Es gibt eine Reihe von Filmen über Sterbehilfe, und noch mehr gibt es über Menschen, die töten, was sie lieben. Doch anders als etwa Clint Eastwood bei «Million Dollar Baby» hält sich Haneke nicht lange damit auf, zu fragen, was der Mensch genau verlieren muss, um sich selbst oder einem geliebten Menschen nur noch den Tod zu wünschen. Gewiss: als sie nicht mehr spielen kann, wird die Protagonistin depressiv und will auch nichts mehr hören. In einer wunderbaren, wortlosen Szene spürt das ihr Mann, der sich selbst an den Flügel gesetzt hat und hört auch selber auf zu spielen. Weniger aus Rücksicht denn aus Liebe: Wer kann noch genießen, was den geliebten Anderen schmerzt?
Liebe und Erinnerung
Haneke ist berühmt dafür, in seinen Filmen zentrale Themen zu verstecken, aber dieses hier liegt klar auf dem Tisch: Es geht um den höchsten Reifezustand in der Liebe, die Intuition. Am Ende ruft sie nach dem Tod, doch es liegt nichts Heroisches darin, darauf zu hören. Die Trintignant-Figur tötet aus Liebe, aber auch aus Schwäche. Schon beim Singen des Kinderliedes verliert er fast die Nerven.
Eine weitere, nicht minder einfühlsame Perspektive ist der Umgang mit Erinnerung. In der wunderbaren, zusehends einseitigen Zwiesprache des Paares vermittelt Haneke sehr eindringlich die Rückkehr von Kindheitseindrücken im Alter. Die schönste dieser Erzählungen handelt vom Kino: Als Kind, so erzählt der alte Mann, habe er einmal allein ins Kino gehen dürfen. Und habe dann gleich danach jemandem die ganze Filmhandlung nacherzählt und sich der Tränen geschämt, die ihm dabei kamen. So geht es einem Filmkritiker, wenn er über «Amour» schreibt.
Unsichtbare Waagschale
Auch der Exil-Iraner Abbas Kiarostami hat wieder einen philosophischen Liebesfilm gedreht. Zumindest legt der Titel nahe, dass es einer ist. «Like Someone in Love» entstand mit bescheidenem Budget in Japan auf japanisch und erzählt von einem alten Professor und einer studentischen Prostituierten. Als der Freier von ihrem Verlobten für ihren Großvater gehalten wird, mag dieser nicht wiedersprechen. Wie so oft in seinen Filmen baut dieser große Kino-Moralist eine unsichtbare Waagschale vor dem Zuschauer auf.

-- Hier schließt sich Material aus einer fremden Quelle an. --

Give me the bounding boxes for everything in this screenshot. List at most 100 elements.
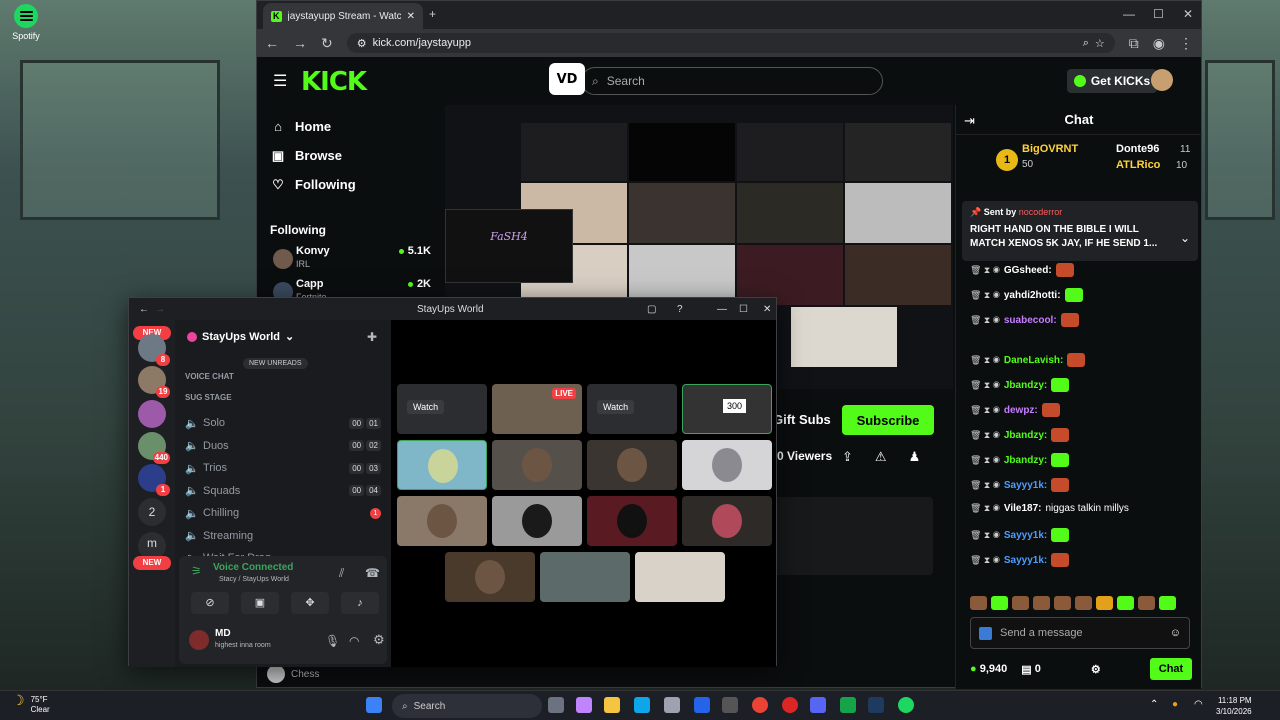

Nach nach füllen sie sich für die Figuren mit Güte und Laster, moralischer Stärke und dem Umgang mit der eigenen Schwäche, Lebensnormen und ihrer Einlösung. Die Närrin am Rande ist die Nachbarin des Professors: Als Voyeurin am Fenster stiehlt sie vom Leben der anderen, während sie sich zugleich aufopfernd um den behinderten Bruder sorgt. Jeder stiehlt in diesem pessimistischen Lebensmodell vom anderen, und es wäre bitter, wenn das auch, wie der Filmtitel suggeriert für die wirklich Verliebten gölte.
Teufels Küche
Auch wenn der einst so bildmächtige Kiarostami hier wenig mehr tut als ein kluges Drehbuch lediglich zu illustrieren, bereitet sein Film ein stilles Vergnügen und wirkt noch lange nach. Ganz anders als Thomas Vinterbergs jüngstes Gesellschaftsdrama «Jagten» («The Hunt»), das hier in Cannes recht vorschnell gefeiert wurde. Die Hetzjagd des Filmtitels trifft einen begabten Erzieher, den ein phantasiebegabtes Kind in Teufels Küche bringt. Grundlos unter Missbrauchsverdacht, hat er bald das ganze Dorf gegen sich, die Fama vergrößert sich von Mund zu Mund. Auch wenn der Film seine aufrührende Wirkung nicht verfehlt, bleibt er doch so vordergründig wie ein besseres Fernsehspiel zu einem modischen Thema. Es gibt keine zweite Ebene, die Figuren bleiben flach, und die fatale Logik des Buches würde vielleicht schon dann nicht mehr funktionieren, wenn der bedauernswerte Protagonist sich einfach einen Anwalt nähme.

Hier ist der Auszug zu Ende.